By surveying the activity of thousands of genes at several different time points, researchers at the Duke Institute for Genome Sciences & Policy (IGSP) have uncovered new evidence that a network of influential genes acts as a kind of genetic tag team to orchestrate one of the most fundamental aspects of all life: the cell cycle.
"A cell doesn't want to divide before it is finished copying its DNA or it will end up with broken chromosomes," a failure with potentially devastating consequences, said Steven Haase, an assistant professor of biology at Duke and member of the IGSP.
He added that although the new insights into the cell cycle were made in single-celled yeast, they may well apply to human cells. "Essentially everything that works in yeast has its functional analog in mammalian cells," Haase said.
He and his colleagues at the IGSP's Center for Systems Biology reported their findings in an advanced online publication of the journal Nature on May 7, 2008. The work was supported by the American Cancer Society, the Alfred P. Sloan Foundation, the National Science Foundation and the National Institutes of Health.
Scientists thought they had already identified all of the major players in keeping cells on track. Earlier studies of small numbers of genes indicated that the carefully timed program of cell growth and division was governed by a handful of genes aptly known as cyclins, along with their partners, the CDKs. (The scientists who first identified these genes received a Nobel Prize for their discovery in 2001).

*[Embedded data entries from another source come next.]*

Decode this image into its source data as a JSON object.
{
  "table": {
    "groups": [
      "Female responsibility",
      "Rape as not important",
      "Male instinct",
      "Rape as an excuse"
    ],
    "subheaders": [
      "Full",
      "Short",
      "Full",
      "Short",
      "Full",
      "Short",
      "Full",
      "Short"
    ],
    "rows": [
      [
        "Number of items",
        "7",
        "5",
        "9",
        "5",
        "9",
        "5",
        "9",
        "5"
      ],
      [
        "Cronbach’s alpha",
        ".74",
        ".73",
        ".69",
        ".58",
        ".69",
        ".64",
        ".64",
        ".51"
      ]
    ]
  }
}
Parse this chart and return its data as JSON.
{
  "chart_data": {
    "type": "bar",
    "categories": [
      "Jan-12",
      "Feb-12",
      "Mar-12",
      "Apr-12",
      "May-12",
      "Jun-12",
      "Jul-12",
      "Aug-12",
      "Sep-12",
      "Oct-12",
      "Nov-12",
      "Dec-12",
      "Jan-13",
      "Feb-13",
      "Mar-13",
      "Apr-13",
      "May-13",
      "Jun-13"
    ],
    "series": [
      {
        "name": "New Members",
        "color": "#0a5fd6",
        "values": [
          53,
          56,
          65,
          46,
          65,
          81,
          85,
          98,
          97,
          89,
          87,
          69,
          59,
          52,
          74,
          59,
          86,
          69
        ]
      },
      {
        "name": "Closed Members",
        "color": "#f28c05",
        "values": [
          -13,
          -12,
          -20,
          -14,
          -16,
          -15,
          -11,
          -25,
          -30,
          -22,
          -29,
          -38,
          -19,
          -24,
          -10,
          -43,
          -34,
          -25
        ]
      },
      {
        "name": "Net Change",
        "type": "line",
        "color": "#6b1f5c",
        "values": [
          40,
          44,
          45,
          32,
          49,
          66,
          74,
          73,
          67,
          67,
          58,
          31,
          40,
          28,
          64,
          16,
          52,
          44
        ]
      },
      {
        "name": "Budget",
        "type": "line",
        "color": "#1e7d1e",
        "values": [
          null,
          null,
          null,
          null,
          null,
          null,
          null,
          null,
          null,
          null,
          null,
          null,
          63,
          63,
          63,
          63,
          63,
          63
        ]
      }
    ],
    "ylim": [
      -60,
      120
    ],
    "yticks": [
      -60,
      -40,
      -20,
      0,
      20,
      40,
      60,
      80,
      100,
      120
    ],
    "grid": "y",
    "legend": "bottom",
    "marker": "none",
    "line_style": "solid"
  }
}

To see how significant a role cyclins actually have, the Duke team took a look at the bigger picture --an ability only recently made possible by advances in genome technologies, Haase noted.
"It's a new way of thinking," he said. "We've spent decades on a reductionist approach to science" -- in which researchers typically knock out one or two genes to see what they do. "That method has been phenomenally successful. But now, with genome technologies, we have the opportunity to look at the dynamics of all the genes at the same time."

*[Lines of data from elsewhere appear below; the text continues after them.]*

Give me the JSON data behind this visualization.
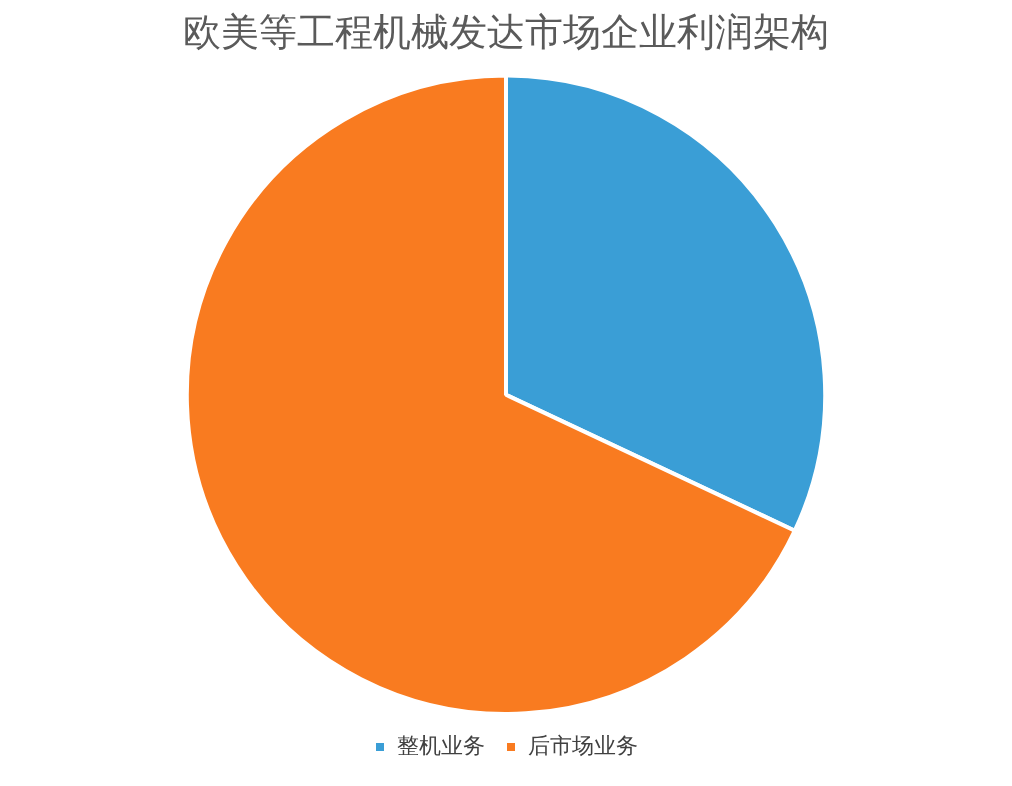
{
  "chart_data": {
    "type": "pie",
    "title": "欧美等工程机械发达市场企业利润架构",
    "categories": [
      "整机业务",
      "后市场业务"
    ],
    "values": [
      32,
      68
    ],
    "colors": [
      "#3a9ed6",
      "#f97b20"
    ],
    "legend": "bottom"
  }
}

In this case, they evaluated the activity of about 6,000 genes over time in mutant yeast cells that lacked functional cyclins.

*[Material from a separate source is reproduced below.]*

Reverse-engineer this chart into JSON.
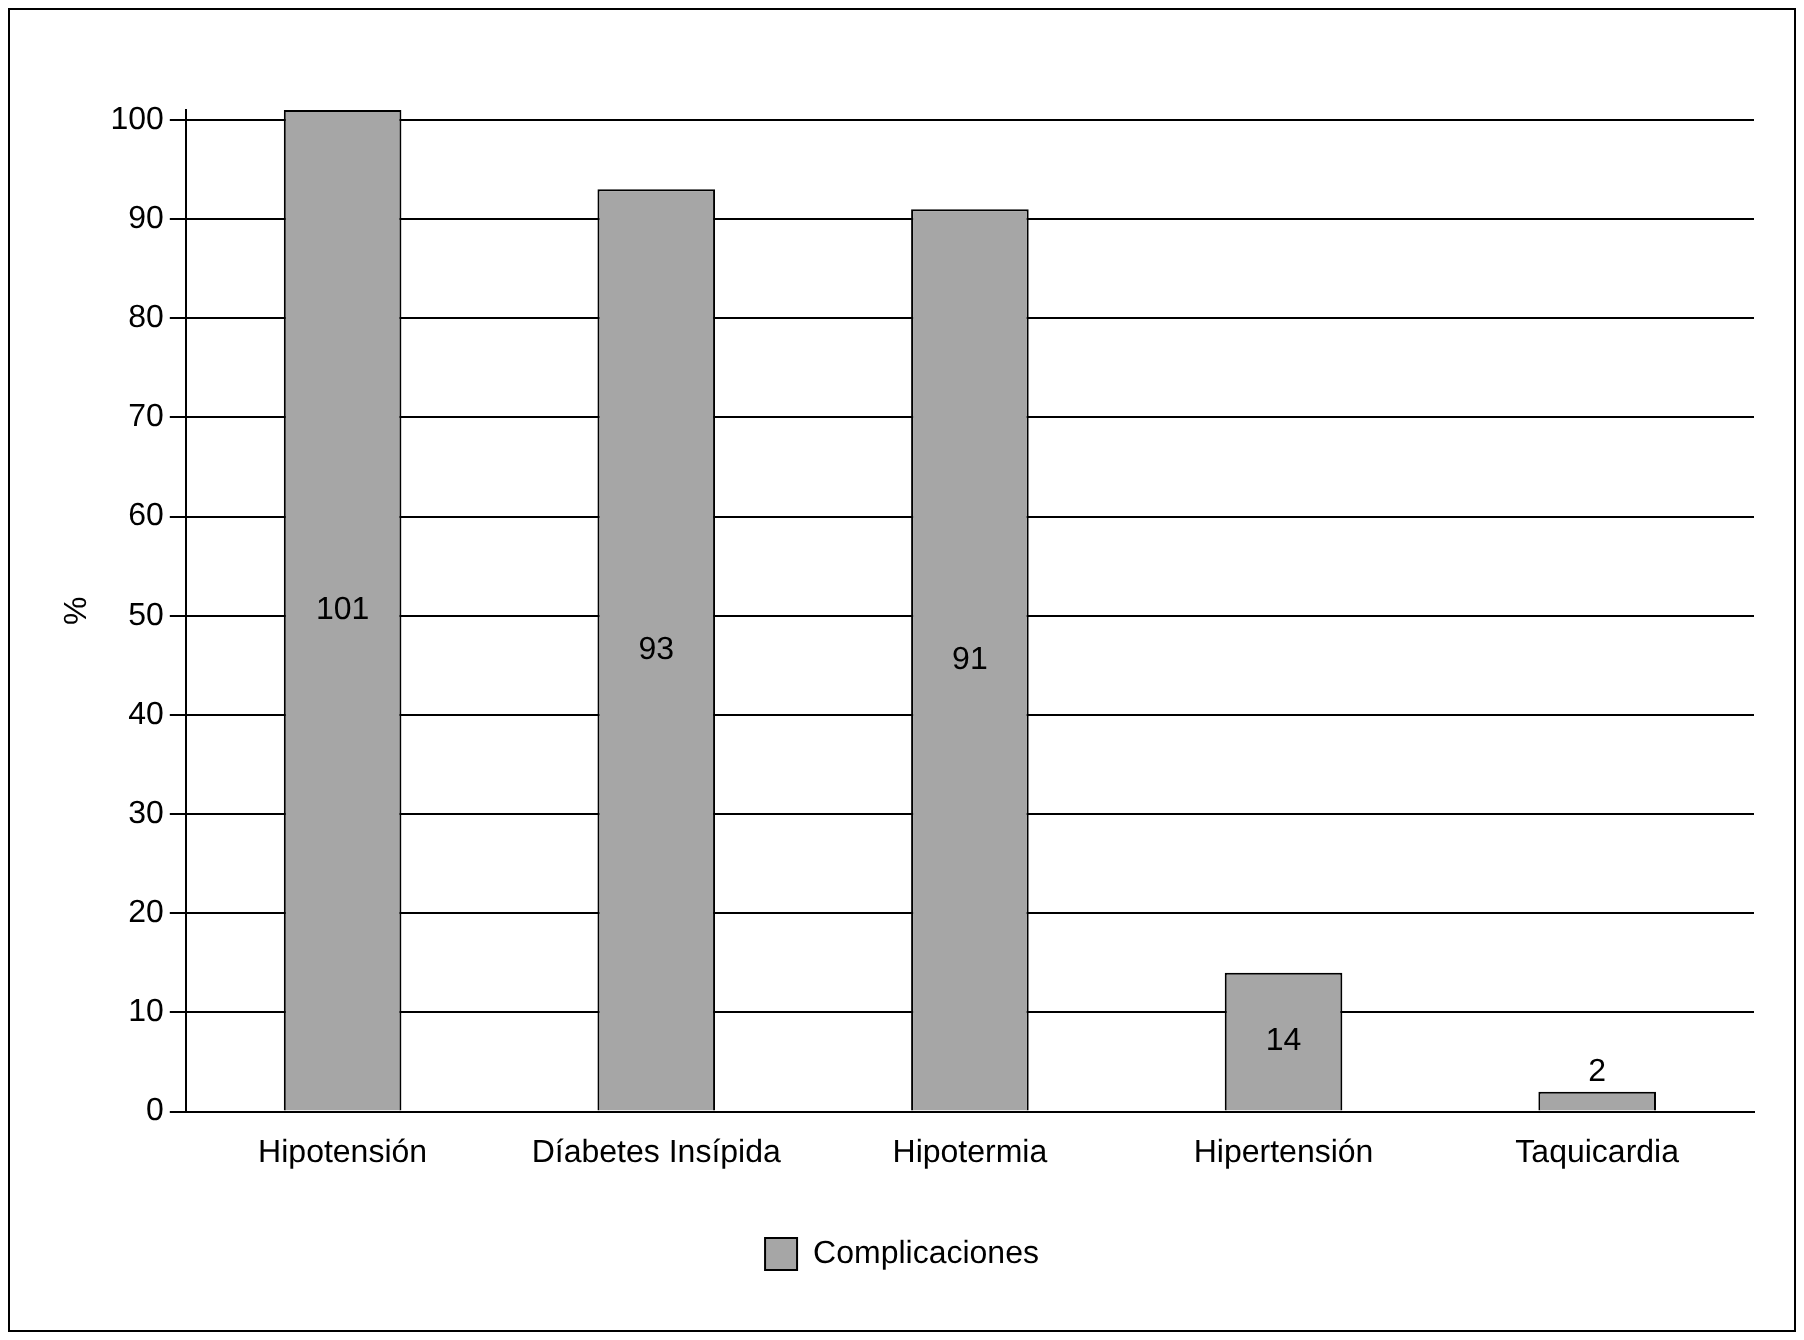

Under the old models, the parade of gene activity should have come to an abrupt halt without cyclin. Instead, while the yeast cells outwardly showed signs of the disruption and stopped dividing, nearly 70 percent of the periodic genes within them continued to turn on and off right on schedule.
The result doesn't mean that cyclins aren't important, Haase said, but there is certainly more to the story.
Haase's team now thinks that many cell cycle activities are driven by a series of transcription factors (genes that switch other genes on and off), acting one after another. Transcription factor one turns on the genes under its control along with transcription factor two; transcription factor two turns on its set of genes plus transcription factor three, and so on. The last transcription factors in the series then go back to turn on the first, starting the whole cycle over again.
Mathematical models constructed by the team showed that the waves of activity driven by such a network could provide a "very robust oscillator" even without cyclins, Haase said.
In fact, cyclins themselves are among the genes targeted by this transcription-activating tag team. Those cyclins are also known to influence the behavior of the transcription factors in the network.
Therefore, Haase suggests that precise control over the cell cycle is ultimately achieved through the joint effort of the transcription factor network and cyclins. In other words, the two keep each other in line, which explains how cell division usually manages to persevere over a wide range of conditions.
"When the cell cycle fails, one of the most devastating outcomes is cancer," he said. "Obviously, if this layer of control functions in mammalian cells, we'd like to know about it."